Shanghai-Based Firm Stumbles in California
Greenland has been facing setbacks in its North American operations, where it has now pulled out of, sold off or put on the market five projects in the last 18 months including four developments in California. In August last year the developer disclosed that it had overdue loans of RMB 457.5 million yuan (then $69.2 million) on some of its domestic projects in China, where it was struggling to pay its bills.
Last October, a Greenland-led Chinese consortium was reported to be selling the $2 billion Landing at Oyster Point, a 42-acre biotech and office project in South San Francisco which hasn’t yet started construction.

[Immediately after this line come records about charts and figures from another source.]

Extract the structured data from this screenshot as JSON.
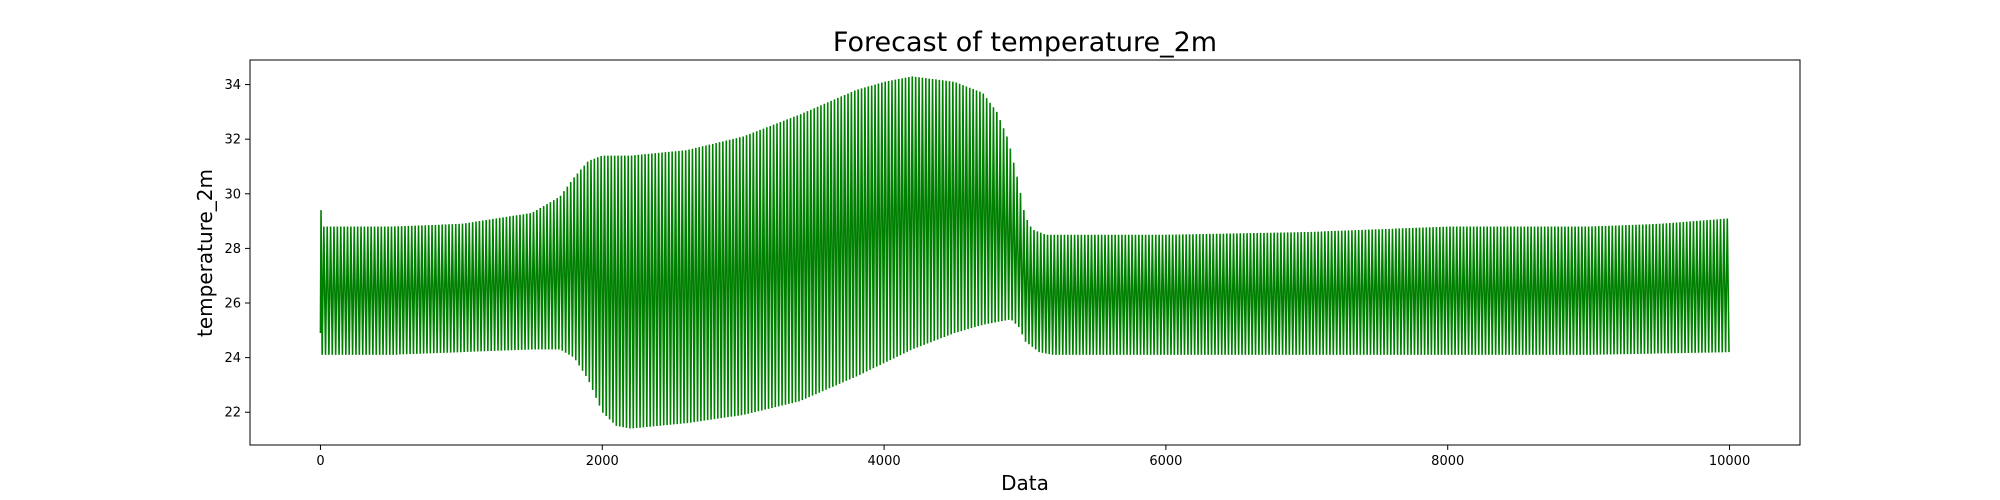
{
  "chart_data": {
    "type": "line",
    "title": "Forecast of temperature_2m",
    "xlabel": "Data",
    "ylabel": "temperature_2m",
    "xlim": [
      -500,
      10500
    ],
    "ylim": [
      20.8,
      34.9
    ],
    "x_ticks": [
      0,
      2000,
      4000,
      6000,
      8000,
      10000
    ],
    "y_ticks": [
      22,
      24,
      26,
      28,
      30,
      32,
      34
    ],
    "grid": false,
    "color": "#008000",
    "series": [
      {
        "x_start": 0,
        "x_end": 10000,
        "cycle_length": 24,
        "initial_value": 24.9,
        "initial_peak": 29.4,
        "upper_envelope": [
          [
            0,
            28.8
          ],
          [
            500,
            28.8
          ],
          [
            1000,
            28.9
          ],
          [
            1500,
            29.3
          ],
          [
            1700,
            29.9
          ],
          [
            1800,
            30.6
          ],
          [
            1900,
            31.2
          ],
          [
            2000,
            31.4
          ],
          [
            2200,
            31.4
          ],
          [
            2600,
            31.6
          ],
          [
            3000,
            32.1
          ],
          [
            3400,
            32.9
          ],
          [
            3800,
            33.8
          ],
          [
            4000,
            34.1
          ],
          [
            4200,
            34.3
          ],
          [
            4500,
            34.1
          ],
          [
            4700,
            33.7
          ],
          [
            4800,
            33.0
          ],
          [
            4880,
            32.0
          ],
          [
            4950,
            30.5
          ],
          [
            5000,
            29.2
          ],
          [
            5050,
            28.7
          ],
          [
            5150,
            28.5
          ],
          [
            6000,
            28.5
          ],
          [
            7000,
            28.6
          ],
          [
            8000,
            28.8
          ],
          [
            9000,
            28.8
          ],
          [
            9500,
            28.9
          ],
          [
            10000,
            29.1
          ]
        ],
        "lower_envelope": [
          [
            0,
            24.1
          ],
          [
            500,
            24.1
          ],
          [
            1000,
            24.2
          ],
          [
            1500,
            24.3
          ],
          [
            1700,
            24.3
          ],
          [
            1800,
            24.0
          ],
          [
            1900,
            23.2
          ],
          [
            2000,
            22.0
          ],
          [
            2100,
            21.5
          ],
          [
            2200,
            21.4
          ],
          [
            2600,
            21.6
          ],
          [
            3000,
            21.9
          ],
          [
            3400,
            22.4
          ],
          [
            3800,
            23.3
          ],
          [
            4000,
            23.8
          ],
          [
            4200,
            24.3
          ],
          [
            4500,
            24.9
          ],
          [
            4700,
            25.2
          ],
          [
            4900,
            25.4
          ],
          [
            4960,
            25.1
          ],
          [
            5000,
            24.6
          ],
          [
            5100,
            24.2
          ],
          [
            5200,
            24.1
          ],
          [
            7000,
            24.1
          ],
          [
            9000,
            24.1
          ],
          [
            10000,
            24.2
          ]
        ]
      }
    ]
  }
}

The state-owned Chinese firm also withdrew from talks for a 1.9 million square foot mixed-use redevelopment project in the North Hollywood neighbourhood of Los Angeles last November, before paying the mandatory deposit.
Greenland may be faring better in New York City, where the company last month boosted its stake in the Pacific Place Brooklyn housing-led project from 70 to 95 percent. US partner Forest City Realty Trust reduced its stake to five percent in the long-delayed, $5 billion mega-project.

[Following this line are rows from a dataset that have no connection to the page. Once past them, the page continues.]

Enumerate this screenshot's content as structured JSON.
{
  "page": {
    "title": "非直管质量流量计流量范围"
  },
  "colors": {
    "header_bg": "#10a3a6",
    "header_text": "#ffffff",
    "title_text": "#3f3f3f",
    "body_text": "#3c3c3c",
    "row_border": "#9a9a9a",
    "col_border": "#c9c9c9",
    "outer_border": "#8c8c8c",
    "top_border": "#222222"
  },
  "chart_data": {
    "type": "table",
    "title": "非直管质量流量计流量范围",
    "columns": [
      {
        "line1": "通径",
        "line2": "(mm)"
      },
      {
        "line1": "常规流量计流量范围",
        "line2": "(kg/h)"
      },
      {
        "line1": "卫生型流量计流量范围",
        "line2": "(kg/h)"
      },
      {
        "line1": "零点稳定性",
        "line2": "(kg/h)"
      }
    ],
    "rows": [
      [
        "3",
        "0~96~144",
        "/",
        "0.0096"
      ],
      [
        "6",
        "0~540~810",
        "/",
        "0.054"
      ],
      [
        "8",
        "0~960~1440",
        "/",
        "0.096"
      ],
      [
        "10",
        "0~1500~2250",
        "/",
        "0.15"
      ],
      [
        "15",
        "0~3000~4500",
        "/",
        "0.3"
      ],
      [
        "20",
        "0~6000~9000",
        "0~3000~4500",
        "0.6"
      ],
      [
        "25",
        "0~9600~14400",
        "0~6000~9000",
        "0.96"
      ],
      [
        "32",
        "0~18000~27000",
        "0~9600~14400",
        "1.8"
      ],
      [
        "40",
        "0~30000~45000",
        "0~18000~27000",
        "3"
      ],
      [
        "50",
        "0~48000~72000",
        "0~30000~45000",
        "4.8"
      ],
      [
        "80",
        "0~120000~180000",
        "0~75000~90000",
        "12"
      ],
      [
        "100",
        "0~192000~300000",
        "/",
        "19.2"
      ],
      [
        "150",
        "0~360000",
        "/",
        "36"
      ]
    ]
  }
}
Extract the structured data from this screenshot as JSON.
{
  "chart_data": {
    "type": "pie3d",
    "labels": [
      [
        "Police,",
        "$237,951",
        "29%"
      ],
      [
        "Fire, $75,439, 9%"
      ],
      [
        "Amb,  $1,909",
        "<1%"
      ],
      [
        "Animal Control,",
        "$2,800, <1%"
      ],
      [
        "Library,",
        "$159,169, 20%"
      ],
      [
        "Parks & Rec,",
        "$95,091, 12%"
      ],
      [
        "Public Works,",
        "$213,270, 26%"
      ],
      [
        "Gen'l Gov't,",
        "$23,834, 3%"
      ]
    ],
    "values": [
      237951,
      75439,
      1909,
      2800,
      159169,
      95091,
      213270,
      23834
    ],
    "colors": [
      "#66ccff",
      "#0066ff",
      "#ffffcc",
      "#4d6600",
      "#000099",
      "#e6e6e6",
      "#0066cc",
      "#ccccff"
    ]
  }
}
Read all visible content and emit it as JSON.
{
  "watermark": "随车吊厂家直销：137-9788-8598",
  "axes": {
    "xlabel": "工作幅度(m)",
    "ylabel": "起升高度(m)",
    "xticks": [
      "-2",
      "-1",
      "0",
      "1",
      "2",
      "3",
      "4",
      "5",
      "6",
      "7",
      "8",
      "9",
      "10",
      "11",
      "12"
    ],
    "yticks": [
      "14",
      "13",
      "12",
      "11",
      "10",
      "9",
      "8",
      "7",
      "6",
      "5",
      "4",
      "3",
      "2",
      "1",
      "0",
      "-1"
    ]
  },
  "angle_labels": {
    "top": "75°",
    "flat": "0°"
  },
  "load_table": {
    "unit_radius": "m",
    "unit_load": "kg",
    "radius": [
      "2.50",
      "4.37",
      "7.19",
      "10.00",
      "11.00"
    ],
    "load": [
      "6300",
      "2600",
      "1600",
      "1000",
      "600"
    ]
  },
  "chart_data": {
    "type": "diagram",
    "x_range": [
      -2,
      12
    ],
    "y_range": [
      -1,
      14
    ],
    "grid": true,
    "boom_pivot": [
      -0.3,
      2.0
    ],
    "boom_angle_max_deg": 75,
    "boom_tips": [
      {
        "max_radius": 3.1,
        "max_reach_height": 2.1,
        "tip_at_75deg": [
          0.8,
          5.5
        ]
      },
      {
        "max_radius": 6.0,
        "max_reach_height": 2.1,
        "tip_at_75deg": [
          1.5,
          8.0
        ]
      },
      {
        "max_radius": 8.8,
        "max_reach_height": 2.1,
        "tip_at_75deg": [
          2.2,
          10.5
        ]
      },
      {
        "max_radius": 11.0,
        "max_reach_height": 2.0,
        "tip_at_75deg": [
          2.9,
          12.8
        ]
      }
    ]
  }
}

Greenland Dumps Projects, But Anbang Brought Up on Charges
In recent months, other high-profile Chinese investors including Anbang Insurance Group, Dalian Wanda Group and HNA Group have faced their own set of challenges after scooping up overseas real estate projects and trophy buildings. China’s insurance regulator this week took over Beijing-based Anbang, which famously bought New York’s Waldorf Astoria hotel in 2014, and indicted its former boss Wu Xiaohui for economic crimes.
Wanda is selling off projects in mainland China, the UK and Australia, as the company struggles financially following a global deal spree. And debt-addled mainland conglomerate HNA is scrambling to raise money and sell off properties in New York and Hong Kong as the Hainan-based firm backpedals on a $40 billion buying binge.